The University Library preserves a vast array of medical references, far too many to profile adequately in a single exhibition. A few examples, though, were given in the exhibition of library holdings that relate to doctors and their families who risked life and limb to bring basic health care to poor, geographically isolated residents in North Carolina. Two such families were the Krons and Sloops, who often, quite literally, operated "in the field."

Dr. Francis Kron

Southern Historical Collection
Manuscripts Department

DR. FRANCIS KRON

Watercolor portrait of Dr. Francis Kron, ca. 1825, and a page from his daybook, which covers 1848-1882 and chiefly concerns the doctor's horticultural activities.

Dr. Francis J. Kron, Stanly County, N.C

Southern Historical Collection
Manuscripts Department

DR. KRON

Original encased daguerreotype of Dr. Francis J. Kron, Stanly County, N.C., ca. 1850-1855.

BOTANICAL DRAWINGS, LETTER, AND PHOTOGRAPH

Nestled among millions of manuscripts in the Southern Historical Collection are the extraordinary papers of Dr. Francis J. Kron, a German physician who emigrated to Montgomery County, N.C. in the 1820s. Later he and his family moved west to Stanly County. There Kron's two daughters, Adele ("Addie") and Elizabeth, produced highly detailed botanical drawings as medical and horticultural references for him. His daughters also grew herbs and gathered plants for medicines that Dr. Kron dispensed as he traveled in his buggy throughout the Uwarrie Mountains and elsewhere in Stanly County. In the letter, the girls' mother reports on sicknesses in the area and how busy their father is treating patients.

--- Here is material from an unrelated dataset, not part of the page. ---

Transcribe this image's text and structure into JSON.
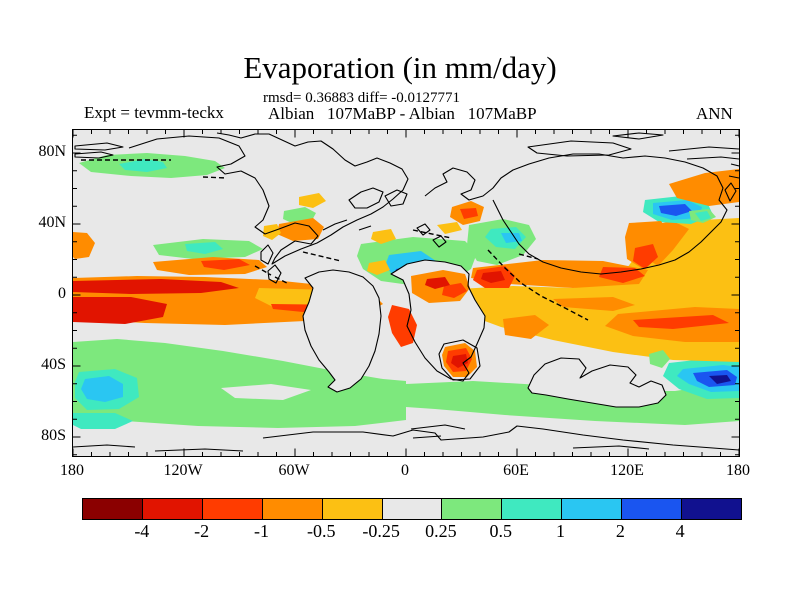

Two of the sisters' drawings depict "Horse Nettle" and "Black Nightshade." Horse Nettle was once used by Native Americans and by African-American health-care providers as an antispasmodic, a sedative, and to ease menstrual problems. Black Nightshade was also used in various compounds to treat skin problems, heart disease, and other ailments.

Southern Historical Collection
Manuscripts Department

DR. MARY SLOOP, MOUNTAIN MISSIONARY

A native of Davidson, N.C., Dr. Mary Martin Sloop devoted her entire medical career to assisting the poor in western North Carolina. She and her husband Eustace, who was also a physician, moved to Avery County in 1911. There a few years later in Crossnore they established a boarding school for mountain youth, a well as a medical and dental clinic. For decades, literally operating in open fields and inside dimly lit cabins, the couple provided medical care to thousands of families who otherwise would have no access to such care due to their grinding poverty and geographical isolation. This book by Dr. Mary Sloop recounts her experiences in carrying out this work. The photograph in this publication depicts Mary (second from right, in white operating attire) and Eustace performing surgery in a cabin in the North Carolina mountains.

SURGERY IN THE FIELD

The photograph dates from the 1920s and shows Drs. Eustace and Mary Sloop operating next to what they called their "'antiseptic'" apple tree," which grew near their Crossnore Clinic in Avery County. Due to poor lighting and questionable sanitary conditions inside existing buildings, the Sloops often preferred to perform surgery outside and beneath the tree that they regarded as "one of the safest places to operate in Crossnore."

The broadside includes photographs of the facilities, residents, and staff at Crossnore during the 1930s and 1940s. Today in addition to providing medical care and other services to its residents, Crossnore continues to offer special-education instruction to students from twenty-seven counties in North Carolina.